U.S. dollar (USD) strength against other major currencies persists. Throughout the quarter, the Intercontinental Exchange U.S. Dollar Price Index increased, extending its year-to-date gains against most major currencies. The Japanese yen rose slightly during the quarter but softened marginally on a year-to-date basis. Both the euro and British pound were weaker during the quarter, a continuation of the trend throughout 2018. Emerging market currencies were mixed against the USD during the quarter.
Investors in Asia were focused on a slowing China and its trade relations with the United States. China's growth is also being impacted by the government's focus on limiting non-bank lending to the private sector. Industrial production is growing at its slowest pace in the last three years, and November retail sales expanded at its weakest rate since 2003.
The European Central Bank (ECB) kept rates on hold during the quarter and confirmed that it would end its asset buying program at the end of 2018. Germany’s economic growth story has been under pressure due to a slowing global economy and ongoing trade tensions, and recent corporate surveys and PMI readings indicate continued weakness.
Macro-economic pressures overrode company fundamentals during the fourth quarter, leading to a depressed global market. United States- China trade tensions continued and started to impact industrial production at quarter end, with sluggish manufacturing output reported in China, the Euro Zone and the United States. The resultant weaker demand for materials, industrials and commodities caused pricing softness. In particular, oil prices were sharply down, impacted by higher United States production volumes due to continued technology-driven reductions and productivity. Other cyclical sectors, including financials and consumer discretionary posted losses. Not surprisingly, defensive holdings in utilities, communication services and consumer staples mitigated declines leading to outperformance for the quarter.
At the country level, United States holdings detracted most from performance during the quarter. Weakness in the materials sector was responsible for poor results in Belgium, Canada and Norway, while ongoing BREXIT concerns affected U.K. holdings.

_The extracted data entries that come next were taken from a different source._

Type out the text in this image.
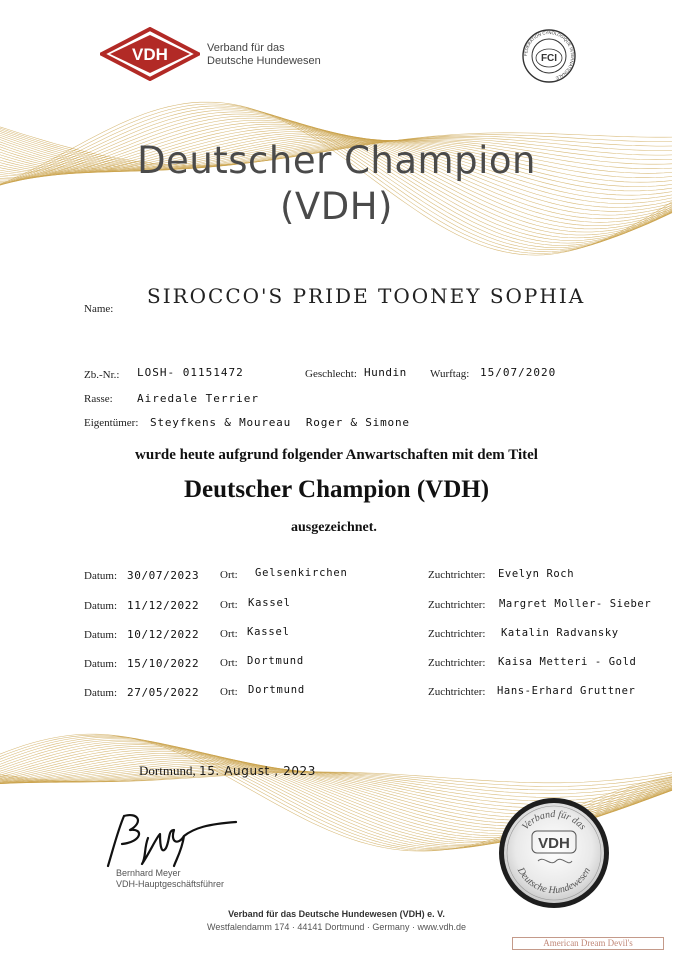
VDH	Verband für das
Deutsche Hundewesen
FEDERATION CYNOLOGIQUE INTERNATIONALE
FCI
Deutscher Champion
(VDH)
Name:
SIROCCO'S PRIDE TOONEY SOPHIA
Zb.-Nr.: LOSH- 01151472	Geschlecht: Hundin Wurftag: 15/07/2020
Rasse: Airedale Terrier
Eigentümer: Steyfkens & Moureau  Roger & Simone
wurde heute aufgrund folgender Anwartschaften mit dem Titel
Deutscher Champion (VDH)
ausgezeichnet.
Datum: 30/07/2023 Ort: Gelsenkirchen	Zuchtrichter: Evelyn Roch
Datum: 11/12/2022 Ort: Kassel	Zuchtrichter: Margret Moller- Sieber
Datum: 10/12/2022 Ort: Kassel	Zuchtrichter: Katalin Radvansky
Datum: 15/10/2022 Ort: Dortmund	Zuchtrichter: Kaisa Metteri - Gold
Datum: 27/05/2022 Ort: Dortmund	Zuchtrichter: Hans-Erhard Gruttner
Dortmund, 15. August , 2023
Bernhard Meyer
VDH-Hauptgeschäftsführer
Verband für das
Deutsche Hundewesen
VDH
Verband für das Deutsche Hundewesen (VDH) e. V.
Westfalendamm 174 · 44141 Dortmund · Germany · www.vdh.de
American Dream Devil's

Activity in the United States manufacturing sector expanded at a much slower pace than expected in December, according to the Institute for Supply Management. This decline, coupled with trade tensions impacting actual global industrial activity may lead to compromises in trade and political negotiations globally. When and if a favorable compromise is reached, investors may anticipate a new period of global economic cooperation. It would be less beneficial to economic growth and investor returns if the world entered a long period wherein policies favor protectionism and strict self-interest. Even in that environment, companies could likely adapt to operate under the local rules and practices in place. Meanwhile, volatility will likely continue and we could see more declines in global markets before conditions improve. In this environment, numerous companies are trading at single-digit multiples to earnings and many stocks are down 20% to 50%. This may be an opportune time to purchase watch list stocks at attractive prices.